Like Hawkins, Pirjevec has found the support of other single mothers invaluable. “I was sitting at the Dragon Boat festival, surrounded by people who, except for adoption, would never have been my friends and I thought, I would lay down my life for any of you,” Pirjevec said.
“People who don’t know us tell me how lucky they [Mary Grace and Liza] are. I am the lucky one. Someone else could have given them more. “They have brought given me such a richer, more diverse life than I would have had,” Pirjevec said. “I came home from China a changed person, in love with the culture.”

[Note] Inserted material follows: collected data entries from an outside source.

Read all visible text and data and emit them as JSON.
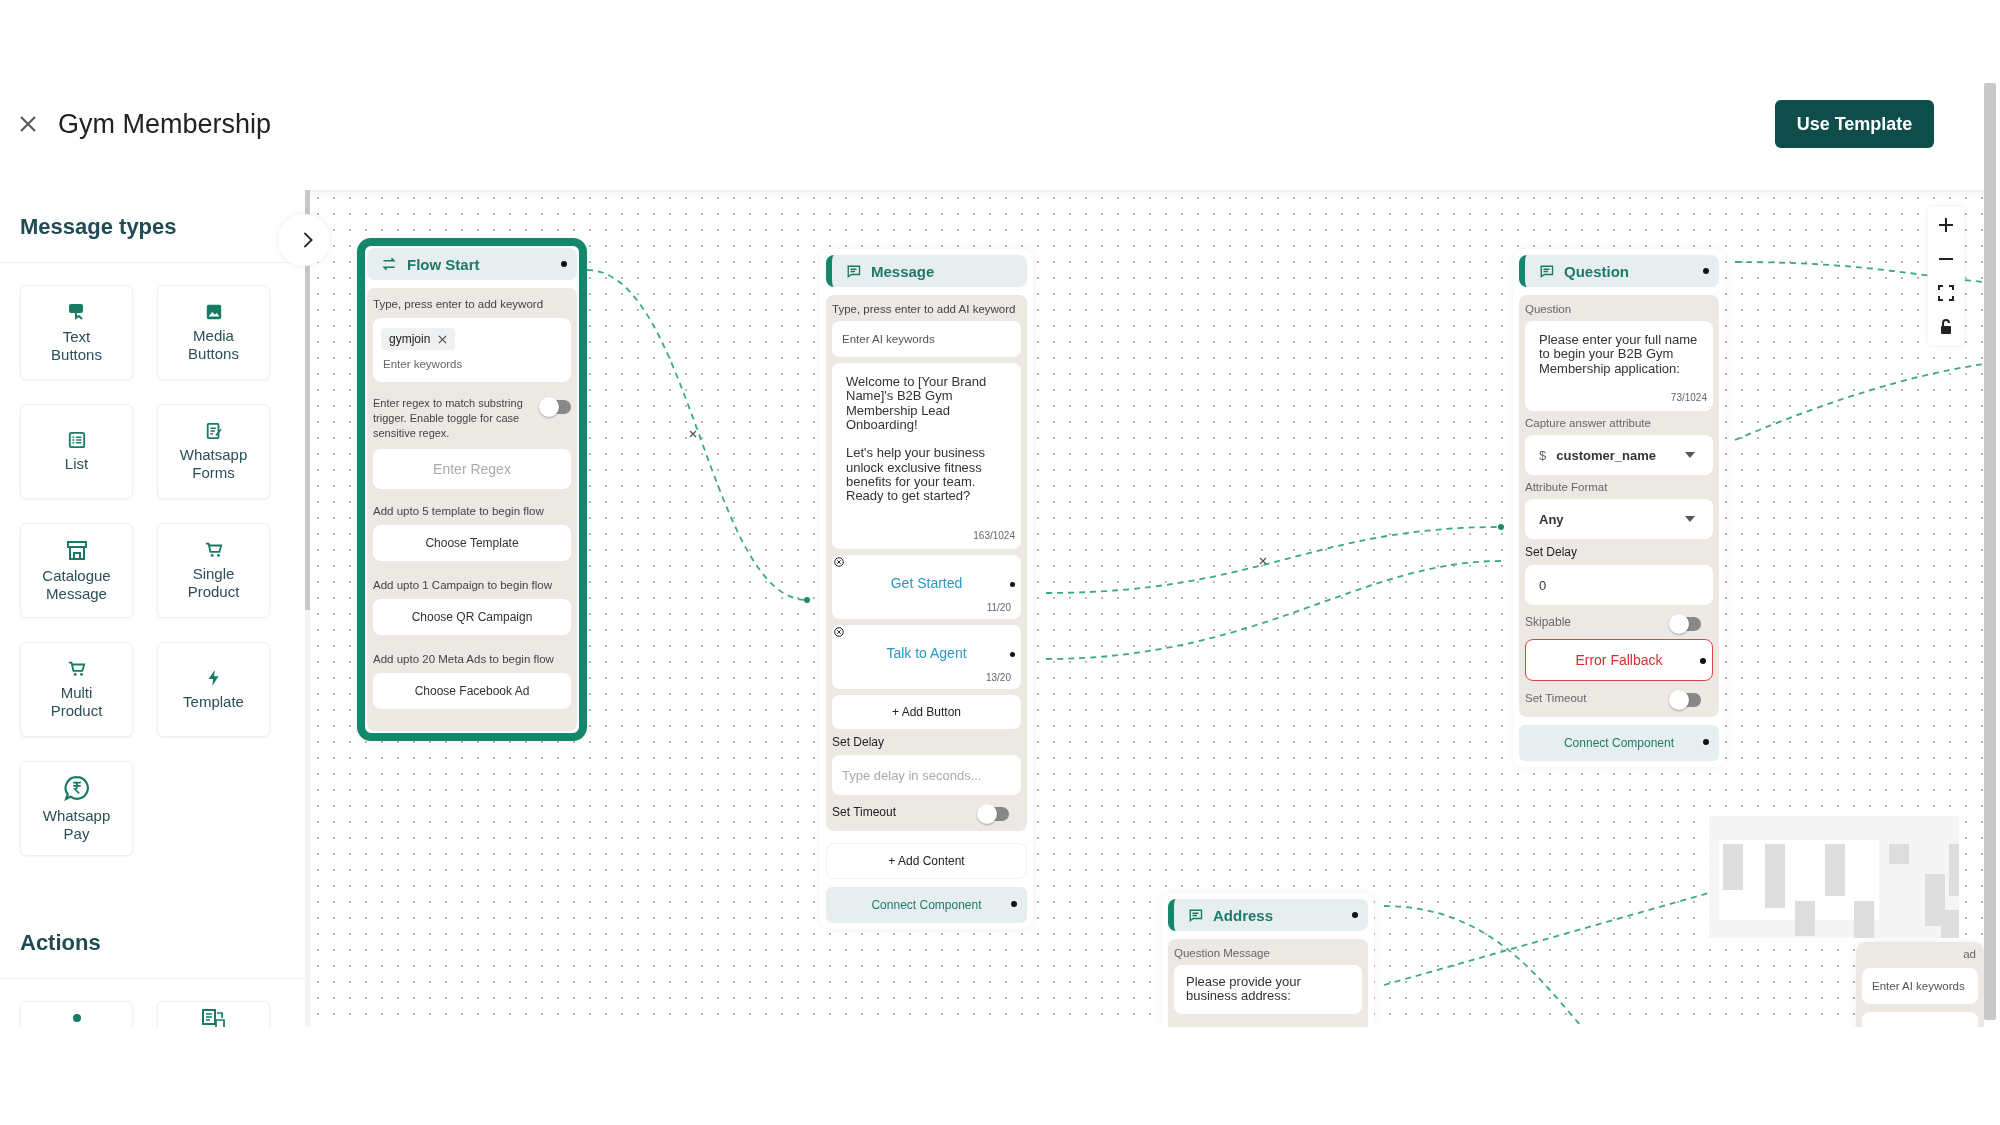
{
  "header": {
    "title": "Gym Membership",
    "action": "Use Template"
  },
  "sidebar": {
    "sections": [
      {
        "title": "Message types",
        "items": [
          {
            "kind": "labeled",
            "label": "Text Buttons"
          },
          {
            "kind": "labeled",
            "label": "Media Buttons"
          },
          {
            "kind": "labeled",
            "label": "List"
          },
          {
            "kind": "labeled",
            "label": "Whatsapp Forms"
          },
          {
            "kind": "labeled",
            "label": "Catalogue Message"
          },
          {
            "kind": "labeled",
            "label": "Single Product"
          },
          {
            "kind": "labeled",
            "label": "Multi Product"
          },
          {
            "kind": "labeled",
            "label": "Template"
          },
          {
            "kind": "labeled",
            "label": "Whatsapp Pay"
          }
        ]
      },
      {
        "title": "Actions",
        "items": [
          {
            "kind": "icon-only"
          },
          {
            "kind": "icon-only"
          }
        ]
      }
    ]
  },
  "flow_start": {
    "title": "Flow Start",
    "selected": true,
    "keyword_label": "Type, press enter to add keyword",
    "keywords": [
      "gymjoin"
    ],
    "keyword_placeholder": "Enter keywords",
    "regex_hint": "Enter regex to match substring trigger. Enable toggle for case sensitive regex.",
    "regex_case_sensitive": false,
    "regex_placeholder": "Enter Regex",
    "starters": [
      {
        "hint": "Add upto 5 template to begin flow",
        "button": "Choose Template"
      },
      {
        "hint": "Add upto 1 Campaign to begin flow",
        "button": "Choose QR Campaign"
      },
      {
        "hint": "Add upto 20 Meta Ads to begin flow",
        "button": "Choose Facebook Ad"
      }
    ]
  },
  "message": {
    "title": "Message",
    "ai_keyword_label": "Type, press enter to add AI keyword",
    "ai_keyword_placeholder": "Enter AI keywords",
    "body": "Welcome to [Your Brand Name]'s B2B Gym Membership Lead Onboarding!\n\nLet's help your business unlock exclusive fitness benefits for your team. Ready to get started?",
    "body_count": "163/1024",
    "buttons": [
      {
        "label": "Get Started",
        "count": "11/20"
      },
      {
        "label": "Talk to Agent",
        "count": "13/20"
      }
    ],
    "add_button": "+ Add Button",
    "delay_label": "Set Delay",
    "delay_placeholder": "Type delay in seconds...",
    "timeout_label": "Set Timeout",
    "timeout_on": false,
    "add_content": "+ Add Content",
    "connect": "Connect Component"
  },
  "question": {
    "title": "Question",
    "question_label": "Question",
    "question_text": "Please enter your full name to begin your B2B Gym Membership application:",
    "question_count": "73/1024",
    "capture_label": "Capture answer attribute",
    "attribute_prefix": "$",
    "attribute_value": "customer_name",
    "format_label": "Attribute Format",
    "format_value": "Any",
    "delay_label": "Set Delay",
    "delay_value": "0",
    "skipable_label": "Skipable",
    "skipable": false,
    "fallback": "Error Fallback",
    "timeout_label": "Set Timeout",
    "timeout_on": false,
    "connect": "Connect Component"
  },
  "address": {
    "title": "Address",
    "question_label": "Question Message",
    "question_text": "Please provide your business address:"
  },
  "partial_node": {
    "label": "ad",
    "ai_keyword_placeholder": "Enter AI keywords"
  }
}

When she adopted Mary Grace, Pirjevec signed a pledge to make sure her daughter knew about China. It’s a commitment she takes seriously. Along with leading Mary Grace’s Girl Scout Troop, she is active with the Chinese American Association of Minnesota’s dance theatre, where Liza is a student. Pirjevec helps raise money and sews costumes.
“One reason I wanted to adopt from China was that the birth parents have no recourse, they could never get them back. Today I feel nothing but love and gratitude [for the birth parents]. I wish I could show them the girls, that they could see how beautiful and happy they are, and that I could tell them how much I appreciate what they did.”
Choosing Single Motherhood: the Thinking Woman’s Guide by Mikki Morrissette
Single Mothers by Choice by Jane Mattes
Knock Yourself Up by Louise Sloan
The Single Woman’s Guide to a Happy Pregnancy by Mari Gallion
For comprehensive information about donors and sperm banks, go to www.donorsperm.com
Minnesota adoption agencies
For a list of Minnesota adoption agencies, go to www.mnadopt.org/PrivateAgencies.htm
For information about Minnesota’s Waiting Children, go to www.mnadopt.org or call 612-861-7115 or 866-303-MARN (6276)
ABC’s of single adoption
There are no formal limits on the age of a woman in a domestic adoption. In an open adoption (generally involving an infant or young child), the birthmother chooses who will parent her child; single mothers tend to be seen as at a disadvantage because they “compete” with married parents. “That doesn’t mean it never happens,” said Maxine Walton, social work supervisor with Children’s Home Society and Family Service (CHSFS), the state’s largest private adoption agency.
In other sorts of domestic adoptions-for example, adoptions that begin with foster care-marital status is generally not an issue. Programs through the Minnesota’s Waiting Child program have the added advantage of little to no cost, and in some cases ongoing subsidies are offered.
In the case of international adoption, single women have fewer options than in recent years. “Options for single women really diminished when China closed its doors to singles last year,” Walton noted.
China was the largest “sending” country in international adoption. In recent years, a number of countries friendly to single adoption, such as Guatemala and Vietnam, have halted all adoptions due to findings of corruption. Others have restricted their criteria to exclude single people. Today, Russia and Ethiopia are the only major international programs open to CHSFS clients, Walton said. Other adoption agencies work with additional countries.
Donor insemination for not-so-dummies
When Mikki Morrissette decided to become a mother, she used a known donor-an old friend who was willing to donate sperm so that she could build a family. “I was comfortable with that, and he wanted to do this for me,” she said. It was a plus that she would have access to his medical history, too.
While sperm banks today do have some information, in varying degrees, about the men who donate, it is less than a woman using a known donor would have, Morrissette said. She cautions women to carefully check out sperm banks. “There are about 24 in the country,” she said. “Some doctors use one of the top two, but women have the right to choose” [which sperm bank they work with].
Women make a number of choices in categories such as the donor’s as race, ethnicity, education, blood type, whether they are willing to meet the child when she is an adult.